Tuesday, August 02, 2005
I'm finally back from a long break of busy schedules. But it's not like my schedules are any less tight. Just that two tests are just over (yest and today) and decided I would give myself some breathing space. Sigh, another two tests on Friday. Maybe I shouldn't be complaining, because in comparison to some other classes the amount of stress burdened on us is rather little. One test per term. But in addition to the sia killers, it's needless to mention the torture school is putting us through. One sia presentation is nearing and guess what, I have not reach even half of the whole project! Research, report, product, ALL undone. I should go and brainstorm for some excuses to not be able to churn out everything by then.

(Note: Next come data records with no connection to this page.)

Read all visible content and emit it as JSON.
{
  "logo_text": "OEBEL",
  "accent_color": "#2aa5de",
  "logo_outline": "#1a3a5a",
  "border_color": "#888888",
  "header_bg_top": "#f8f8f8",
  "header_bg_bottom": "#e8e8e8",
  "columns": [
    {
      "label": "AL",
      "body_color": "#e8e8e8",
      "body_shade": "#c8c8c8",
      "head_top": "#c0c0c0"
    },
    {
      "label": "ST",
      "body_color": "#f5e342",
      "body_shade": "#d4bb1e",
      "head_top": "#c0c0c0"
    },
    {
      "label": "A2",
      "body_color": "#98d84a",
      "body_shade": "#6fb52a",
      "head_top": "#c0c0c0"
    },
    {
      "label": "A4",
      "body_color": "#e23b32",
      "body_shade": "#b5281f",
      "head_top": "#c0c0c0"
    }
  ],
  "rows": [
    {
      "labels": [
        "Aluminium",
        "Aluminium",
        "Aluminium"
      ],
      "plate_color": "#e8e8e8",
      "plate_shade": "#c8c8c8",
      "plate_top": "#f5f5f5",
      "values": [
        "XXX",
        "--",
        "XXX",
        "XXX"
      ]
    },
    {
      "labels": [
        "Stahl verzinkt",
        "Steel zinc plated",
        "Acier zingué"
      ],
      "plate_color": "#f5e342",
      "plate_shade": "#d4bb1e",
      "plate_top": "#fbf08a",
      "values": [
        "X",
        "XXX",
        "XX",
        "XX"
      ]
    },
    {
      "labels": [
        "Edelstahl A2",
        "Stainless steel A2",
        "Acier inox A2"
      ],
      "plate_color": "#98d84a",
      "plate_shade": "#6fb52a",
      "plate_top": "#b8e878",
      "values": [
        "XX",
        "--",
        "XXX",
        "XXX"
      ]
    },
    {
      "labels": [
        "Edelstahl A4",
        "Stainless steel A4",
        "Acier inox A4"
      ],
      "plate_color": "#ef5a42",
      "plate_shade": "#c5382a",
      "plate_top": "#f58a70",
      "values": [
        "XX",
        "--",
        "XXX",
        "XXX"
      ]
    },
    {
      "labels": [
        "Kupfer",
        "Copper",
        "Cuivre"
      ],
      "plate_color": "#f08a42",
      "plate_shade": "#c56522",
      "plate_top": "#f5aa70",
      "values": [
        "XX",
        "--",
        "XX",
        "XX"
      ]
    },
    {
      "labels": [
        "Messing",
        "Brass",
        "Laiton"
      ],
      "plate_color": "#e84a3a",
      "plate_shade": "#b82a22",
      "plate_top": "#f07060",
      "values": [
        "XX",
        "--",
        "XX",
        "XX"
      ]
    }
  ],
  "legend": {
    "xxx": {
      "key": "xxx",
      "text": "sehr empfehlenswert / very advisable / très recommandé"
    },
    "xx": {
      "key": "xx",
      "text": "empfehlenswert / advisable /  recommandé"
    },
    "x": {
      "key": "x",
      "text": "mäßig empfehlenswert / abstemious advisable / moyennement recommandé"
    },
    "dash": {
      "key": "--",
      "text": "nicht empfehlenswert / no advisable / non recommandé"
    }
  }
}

For the past two years, since sec2, I have been hooked onto online games. I can play up to 8 hours a day, each day of the week, unless I have something on. Games like gunbound and maplestory. They're such wonderful fantastic inventions! The Japanese and Koreans are really good at such things. But since beginning of this year, I have not touched any of them, unfortunately, due to some administration problems. I tried to salvage the situation but to no avail, so eventually I gave up. Just today wy reminded me of maplestory and my passion for it seems to have rekindled. Like a light bulb just lit above my head, I think I know the root of the problem to the inaccessibilty of the game. I've therefore made up my mind to try at it again.
Somehow as I type this post there is an internal psychological dilemma within me. Part of my mind tells me I have to keep working (anything other than slacking like now) because it's not holiday yet (still a loooong way to go) and the other part of my mind effectively foresees the upcoming holidays and transports it to the present. It's a hard choice. Well, I would choose not to ponder over it. Finish this crappy post, slack abit more, and back to the mundane life. How mechanical. Sigh.